Desde todas las fuentes de conocimiento se hace ver este cambio de época y la evolución de los desafíos humanos: …desde la psicología integrativa, la biología evolutiva que sumada a varios conceptos del pensamiento sistémico dieron origen a la teoría de los sistemas vivos y  a la teoría general de sistemas, desde las matemáticas de la complejidad, desde la física subatómica, desde la cibernética, desde la neurociencia , la neuroplasticidad, la arqueología, la espiritualidad y de a poco desde la economía, por nombrar algunos. Emergen desde hace unos años conceptos como autoorganización, autogestión, regeneración, lenguaje de patrones, autoregulación, redes, comunidades de práctica, estructuras disipativas, propósitos evolutivos y un largo etcétera que comienzan el proceso de ecoalfabetización de esta nueva realidad,  de una nueva narrativa que debe dejar atrás la narrativa de la separación.

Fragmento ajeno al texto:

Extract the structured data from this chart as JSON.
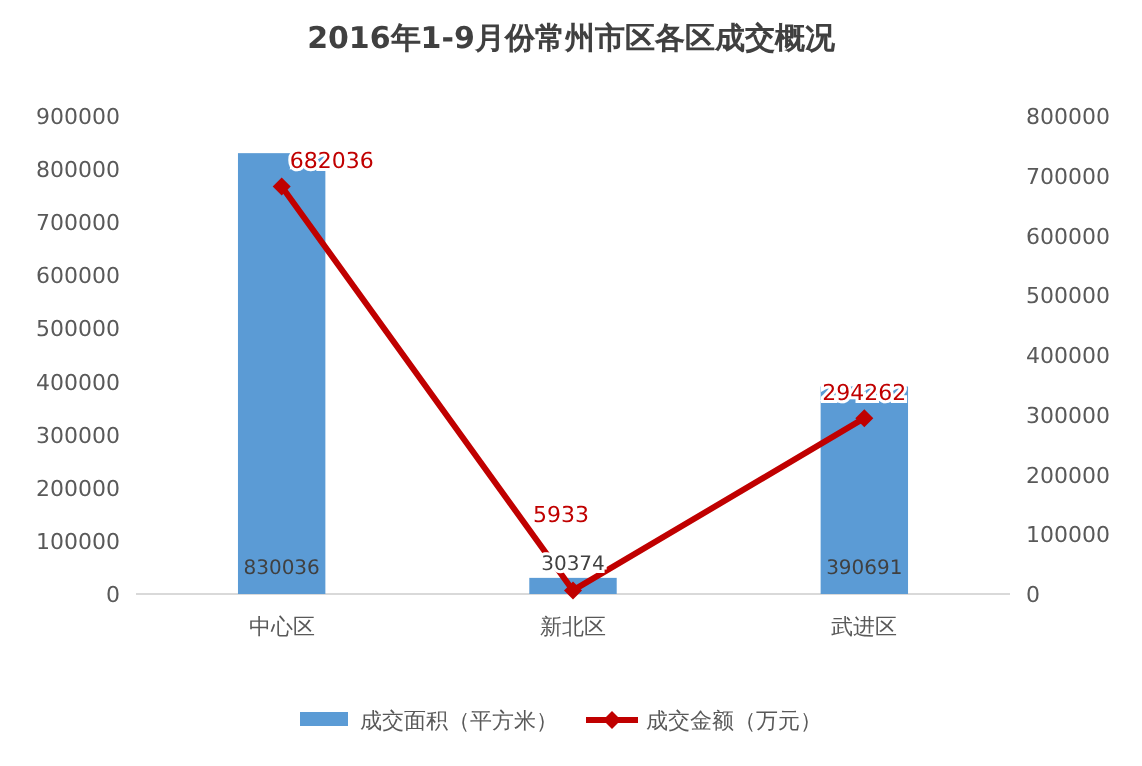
{
  "chart_data": {
    "type": "bar",
    "title": "2016年1-9月份常州市区各区成交概况",
    "categories": [
      "中心区",
      "新北区",
      "武进区"
    ],
    "series": [
      {
        "name": "成交面积（平方米）",
        "type": "bar",
        "color": "#5b9bd5",
        "values": [
          830036,
          30374,
          390691
        ]
      },
      {
        "name": "成交金额（万元）",
        "type": "line",
        "axis": "y2",
        "color": "#c00000",
        "marker": "diamond",
        "values": [
          682036,
          5933,
          294262
        ]
      }
    ],
    "ylim": [
      0,
      900000
    ],
    "yticks": [
      0,
      100000,
      200000,
      300000,
      400000,
      500000,
      600000,
      700000,
      800000,
      900000
    ],
    "y2lim": [
      0,
      800000
    ],
    "y2ticks": [
      0,
      100000,
      200000,
      300000,
      400000,
      500000,
      600000,
      700000,
      800000
    ],
    "data_labels": true,
    "legend": "bottom",
    "grid": false
  }
}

Hay cierto acuerdo y mucha evidencia en el diagnóstico. Pero hay escasa consciencia del tiempo en el cual se debe lograr este cambio de época. Unos hablan de dos a tres décadas….. los más ilusos piensan en cinco a diez décadas con alta confianza en la tecnología. Me reconozco en el primer grupo…qué debemos hacer en las próximas 24 horas, la próxima semana, el próximo mes para profundizar, comenzar, continuar nuestra transición interior y exterior hacia esta Nueva Epoca? Cómo nos apoyamos entre nosotros para que esto pueda ser una realidad? Qué queremos conservar de lo que existe para poder acelerar el cambio? Cómo queremos ser recordados?…como la generación que logró hacer el cambio a tiempo? Cuál es nuestra verdadera canción?

Aquí una inspiración de la canción de Susan Osborn: La Cadena de la Vida

“Yo veo donde estoy ahora en la mesa de la cosecha.

Antes de mí fue el arado y los árboles que crecían en bosques.

Desde aquí hasta el horizonte , hay una cadena de vida detrás de mí .

Cada nueva generación emergiendo de la que fue la anterior.

Veo a los jóvenes que vienen, corazones abiertos y esperanzados… .

Su sueño será desplegarse sobre el terreno que dejemos detrás nuestro.

Tomen lo mejor de lo que les dan . Hagan de la vida un alegre baile.

Y en algún lugar del tejido , ustedes también escucharán la canción.

Estoy haciendo mis hombros fuertes para que los jóvenes se puedan subir.

Pisando ligeramente sobre las espaldas de los que me sostienen ;

Es una cadena de vida sin fin , siempre nueva y siempre flexible,

Agradecido el corazón por la oportunidad de estar vivo.”